Vos struck a different tone in his own speech to the Counties Association Wednesday, accusing Evers of living in a “fantasyland” when it comes to the budget.

“We do not have anywhere near the money that Gov. Evers spoke about,” Vos said. “People believe we have this gargantuan amount of money that we can spend on all kinds of different things. One-time money, yes. Ongoing money, much more difficult.”

The distinction between “one-time” and “ongoing” money is less significant in the current budget debate than it is when looking at future budgets. “One-time” money — like a windfall of federal coronavirus funding — can’t be counted on years from now. “Ongoing” money — like revenue from fees or sales and income taxes — is considered more reliable.

“His broad point that a lot of the surplus is one-time money that would not be available in future budgets — I mean that is true,” said Jason Stein, research director at the Wisconsin Policy Forum. “That being said, there is still a significant amount of ongoing money. But it depends on how it gets counted.”

The way Vos described it in remarks Wednesday is that the state is expected to generate about $1.2 billion in new taxes in the next two-year budget cycle, meaning revenue growth from existing sources like income, sales and corporate taxes.

Vos said about $500 million of that would be needed to fill a hole in the Medicaid budget that was paid for in the last budget by federal funds from the American Recovery Plan Act. He said another $400 million would be needed to fund raises for corrections officers at Wisconsin’s prisons.

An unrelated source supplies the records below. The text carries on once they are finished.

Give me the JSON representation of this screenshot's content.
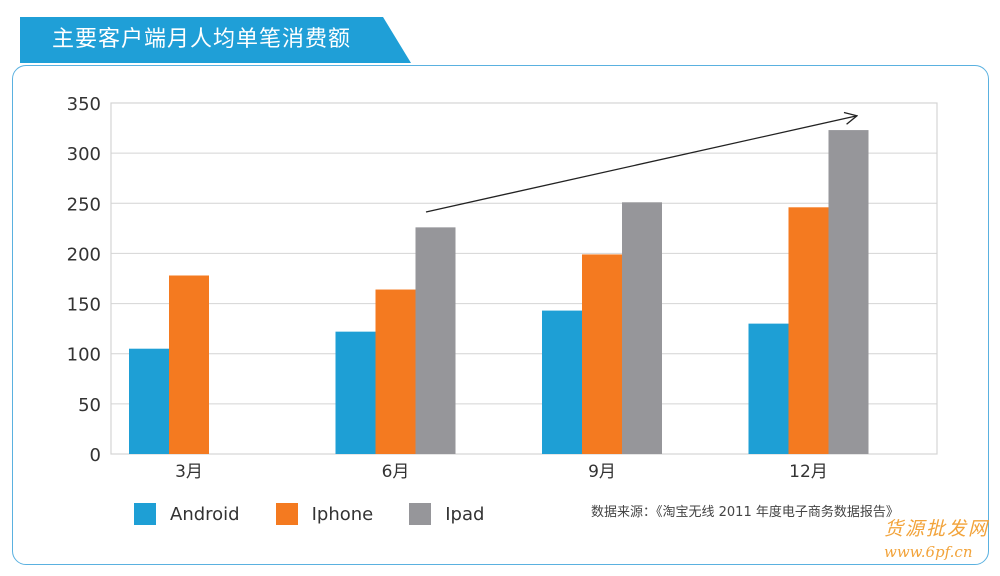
{
  "title": "主要客户端月人均单笔消费额",
  "source": "数据来源：《淘宝无线 2011 年度电子商务数据报告》",
  "watermark": {
    "line1": "货源批发网",
    "line2": "www.6pf.cn"
  },
  "colors": {
    "banner": "#1f9fd7",
    "frame": "#5ab1e0",
    "Android": "#1e9fd5",
    "Iphone": "#f47a20",
    "Ipad": "#96969a",
    "watermark": "#f2a33a"
  },
  "chart_data": {
    "type": "bar",
    "title": "主要客户端月人均单笔消费额",
    "categories": [
      "3月",
      "6月",
      "9月",
      "12月"
    ],
    "series": [
      {
        "name": "Android",
        "values": [
          105,
          122,
          143,
          130
        ]
      },
      {
        "name": "Iphone",
        "values": [
          178,
          164,
          199,
          246
        ]
      },
      {
        "name": "Ipad",
        "values": [
          null,
          226,
          251,
          323
        ]
      }
    ],
    "ylim": [
      0,
      350
    ],
    "yticks": [
      0,
      50,
      100,
      150,
      200,
      250,
      300,
      350
    ],
    "grid": true,
    "legend_position": "bottom-left",
    "annotation": "trend arrow pointing upward from 6月 to 12月"
  }
}
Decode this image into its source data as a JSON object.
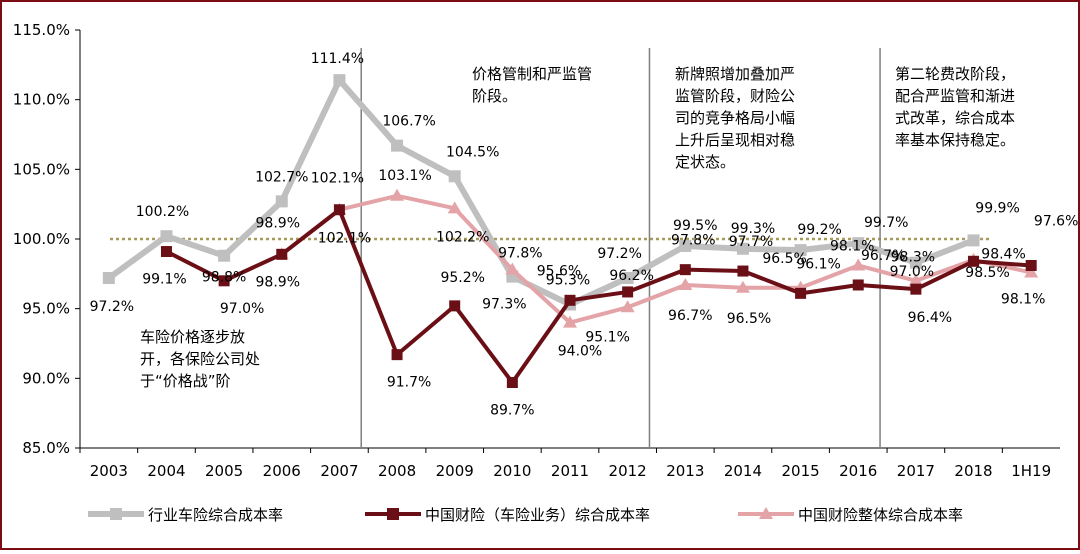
{
  "chart_data": {
    "type": "line",
    "categories": [
      "2003",
      "2004",
      "2005",
      "2006",
      "2007",
      "2008",
      "2009",
      "2010",
      "2011",
      "2012",
      "2013",
      "2014",
      "2015",
      "2016",
      "2017",
      "2018",
      "1H19"
    ],
    "ylim": [
      85,
      115
    ],
    "y_ticks": [
      "85.0%",
      "90.0%",
      "95.0%",
      "100.0%",
      "105.0%",
      "110.0%",
      "115.0%"
    ],
    "y_tick_values": [
      85,
      90,
      95,
      100,
      105,
      110,
      115
    ],
    "reference_line": 100,
    "grid": false,
    "legend_position": "bottom",
    "colors": {
      "frame": "#7b0c14",
      "reference": "#a89a5a",
      "divider": "#7f7f7f",
      "industry": "#bfbfbf",
      "cpic_auto": "#6b0f16",
      "cpic_total": "#e3a3a7"
    },
    "series": [
      {
        "name": "行业车险综合成本率",
        "color": "#bfbfbf",
        "marker": "square",
        "values": [
          97.2,
          100.2,
          98.8,
          102.7,
          111.4,
          106.7,
          104.5,
          97.3,
          95.3,
          97.2,
          99.5,
          99.3,
          99.2,
          99.7,
          98.3,
          99.9,
          null
        ],
        "labels": [
          "97.2%",
          "100.2%",
          "98.8%",
          "102.7%",
          "111.4%",
          "106.7%",
          "104.5%",
          "97.3%",
          "95.3%",
          "97.2%",
          "99.5%",
          "99.3%",
          "99.2%",
          "99.7%",
          "98.3%",
          "99.9%",
          ""
        ]
      },
      {
        "name": "中国财险（车险业务）综合成本率",
        "color": "#6b0f16",
        "marker": "square",
        "values": [
          null,
          99.1,
          97.0,
          98.9,
          102.1,
          91.7,
          95.2,
          89.7,
          95.6,
          96.2,
          97.8,
          97.7,
          96.1,
          96.7,
          96.4,
          98.4,
          98.1
        ],
        "labels": [
          "",
          "99.1%",
          "97.0%",
          "98.9%",
          "102.1%",
          "91.7%",
          "95.2%",
          "89.7%",
          "95.6%",
          "96.2%",
          "97.8%",
          "97.7%",
          "96.1%",
          "96.7%",
          "96.4%",
          "98.4%",
          "98.1%"
        ]
      },
      {
        "name": "中国财险整体综合成本率",
        "color": "#e3a3a7",
        "marker": "triangle",
        "values": [
          null,
          null,
          null,
          98.9,
          102.1,
          103.1,
          102.2,
          97.8,
          94.0,
          95.1,
          96.7,
          96.5,
          96.5,
          98.1,
          97.0,
          98.5,
          97.6
        ],
        "labels": [
          "",
          "",
          "",
          "98.9%",
          "102.1%",
          "103.1%",
          "102.2%",
          "97.8%",
          "94.0%",
          "95.1%",
          "96.7%",
          "96.5%",
          "96.5%",
          "98.1%",
          "97.0%",
          "98.5%",
          "97.6%"
        ]
      }
    ],
    "annotations": [
      {
        "lines": [
          "车险价格逐步放",
          "开，各保险公司处",
          "于“价格战”阶"
        ]
      },
      {
        "lines": [
          "价格管制和严监管",
          "阶段。"
        ]
      },
      {
        "lines": [
          "新牌照增加叠加严",
          "监管阶段，财险公",
          "司的竞争格局小幅",
          "上升后呈现相对稳",
          "定状态。"
        ]
      },
      {
        "lines": [
          "第二轮费改阶段，",
          "配合严监管和渐进",
          "式改革，综合成本",
          "率基本保持稳定。"
        ]
      }
    ]
  }
}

“So we have got a really challenging environment to deal with, where people believe that there is more money than we can spend,” Vos said.

There are choices built into that assumption. For example, Evers’ budget would take a federal expansion of Medicaid through the Affordable Care Act, saving an estimated $1.6 billion in state tax funding, according to the governor’s office. Republicans have repeatedly rejected that move.

“It does make a difference whether or not you take the federal expansion money,” Stein said.

Other Republicans have also raised questions this week about whether the state can afford Evers’ budget. Rep. Mark Born, R-Beaver Dam, one of the co-chairs of the Legislature’s budget committee, called the governor’s plan “unrealistic.”

Speaking to reporters in Milwaukee Wednesday, Evers stood by his budget.

“I don’t know what (Born) means by that, to be honest,” Evers said. “We have a $7 billion surplus. We have lots of needs in the state.”

The other co-chair of the budget committee, Sen. Howard Marklein, R-Spring Green, also downplayed the size of the budget surplus this week in a Madison forum hosted by Wispolitics. But Marklein pegged it at a different number, saying the “ongoing” surplus was “in the area of $3 billion.”